After crossing the interchange with I-380, PA 423 heads eastward and enters an at-grade intersection with PA 611 in Tobyhanna. The road is renamed to Prospect Street and enters downtown Tobyhanna, crossing through a residential stretch. At Main Street, Prospect Street ends and PA 423 turns northward onto Main Street. This does not last, as the designation darts northward on Church Street. Following Church Street out of downtown Tobyhanna, PA 423 crosses the Delaware-Lackawanna Railroad, passing the former Tobyhanna Station and interlocking tower for the switch to the Tobyhanna Army Depot. The highway continues north of the tracks and along the side of the Army Depot into a rural portion of Tobyhanna. The name changes from Church Street to Tobyhanna State Park Road, entering the namesake park near Tobyhanna Lake. PA 423 passes the dam attached at the end of the lake, where it crosses Tobyhanna Creek again, and crosses along the side of the park. After passing the state campground entrance, the highway heads eastward through a stretch of woodlands, crossing and passing two routes of power lines. After passing to the north of a large residential complex, the highway intersects with PA 196 in Gouldsboro.

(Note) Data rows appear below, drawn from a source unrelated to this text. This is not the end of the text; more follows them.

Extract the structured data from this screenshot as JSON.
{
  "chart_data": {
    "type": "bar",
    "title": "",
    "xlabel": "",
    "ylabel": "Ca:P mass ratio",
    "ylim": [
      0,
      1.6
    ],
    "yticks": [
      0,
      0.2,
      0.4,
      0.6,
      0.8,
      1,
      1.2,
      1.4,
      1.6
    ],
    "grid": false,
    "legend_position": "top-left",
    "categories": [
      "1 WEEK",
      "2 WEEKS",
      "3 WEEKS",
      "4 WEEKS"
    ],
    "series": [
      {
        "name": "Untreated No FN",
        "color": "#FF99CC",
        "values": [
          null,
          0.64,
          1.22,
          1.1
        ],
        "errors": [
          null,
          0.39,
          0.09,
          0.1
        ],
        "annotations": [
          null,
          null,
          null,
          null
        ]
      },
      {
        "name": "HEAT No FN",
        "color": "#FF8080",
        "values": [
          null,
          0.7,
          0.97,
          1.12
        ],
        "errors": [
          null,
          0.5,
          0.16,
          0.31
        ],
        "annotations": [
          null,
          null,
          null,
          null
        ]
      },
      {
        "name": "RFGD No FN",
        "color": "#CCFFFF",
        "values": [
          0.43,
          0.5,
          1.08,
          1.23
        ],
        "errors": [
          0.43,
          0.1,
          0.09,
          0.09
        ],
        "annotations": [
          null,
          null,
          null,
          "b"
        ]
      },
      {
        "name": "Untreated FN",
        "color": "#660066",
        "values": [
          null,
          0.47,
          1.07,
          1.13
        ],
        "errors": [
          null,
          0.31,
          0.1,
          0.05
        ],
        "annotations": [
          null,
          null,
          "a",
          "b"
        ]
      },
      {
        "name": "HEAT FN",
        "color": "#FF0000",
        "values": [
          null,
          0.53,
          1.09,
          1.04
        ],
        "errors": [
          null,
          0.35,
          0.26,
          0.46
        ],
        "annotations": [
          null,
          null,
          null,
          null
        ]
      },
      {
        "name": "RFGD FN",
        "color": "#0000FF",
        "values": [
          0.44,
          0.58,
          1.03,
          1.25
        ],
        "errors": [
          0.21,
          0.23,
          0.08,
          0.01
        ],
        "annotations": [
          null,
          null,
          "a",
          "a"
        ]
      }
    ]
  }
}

After crossing PA 196, PA 423 changes names to Carlton Road and parallels PA 196 northbound along Kistler Ledge. After the two roads fork in different directions, PA 423 crosses the county line into Wayne County. The route passes a few stretches of residential homes and much woodland in Wayne County, turning to the northeast and intersecting with PA 191 in the community of South Sterling. This also serves as PA 423's northern terminus, as the right-of-way merges into PA 191.

==History==

When Pennsylvania first legislated routes in 1911, the present-day alignment of PA 423 was not given a number. In 1928, PA 490 was designated to run from US 611 (now PA 611) in Tobyhanna northeast to PA 90 (now PA 191) in Laanna. At this time, a small section northeast of Tobyhanna was paved while the remainder of the route was unpaved. In addition, the current route between Pocono Pines and Tobyhanna was an unpaved, unnumbered road. In the 1930s, PA 490 was extended southwest from Tobyhanna to PA 940 in Pocono Pines and was realigned to intersect PA 90 south of South Sterling. At this time, the entire length of the route was paved. PA 490 was renumbered to PA 423 in the 1960s.

==Major intersections==

County: Location; mi; km; Destinations; Notes
Monroe: Tobyhanna Township; 0.000; 0.000; PA 940 – Mount Pocono, Blakeslee; Southern terminus
Coolbaugh Township: 6.602; 10.625; I-380 south – Stroudsburg, Hazleton; Access to I-380 southbound and from I-380 northbound; exit 8 (I-380)
6.976: 11.227; PA 611 to I-380 north – Scranton, Mount Pocono
11.868: 19.100; PA 196 north (Sterling Road) – Hamlin; South end of PA 196 overlap
11.876: 19.113; PA 196 south (Sterling Road) – Mount Pocono; North end of PA 196 overlap
Wayne: Dreher Township; 14.319; 23.044; PA 191 (South Sterling Road) – Newfoundland, Cresco; Northern terminus
1.000 mi = 1.609 km; 1.000 km = 0.621 mi Concurrency terminus; Incomplete access;

==PA 423 Truck==

Pennsylvania Route 423 Truck is a truck route bypassing a segment of PA 423 on which trucks with trailers over 45 feet in length are prohibited.
This segment also features a weight-restricted bridge over Kistler Run. The route follows PA 940 and I-380 throughout Monroe County, Pennsylvania. Unlike many other truck routes throughout the state that were established in 2013, PA 423 Truck was signed in 2019 after the weight-restricted bridge on PA 940 had been repaired. As of March 2021, the bridge has no weight-restrictions over it, and construction on repairing the bridge was started around that same time. Because the truck restriction is still in place on mainline PA 423, the route is still signed.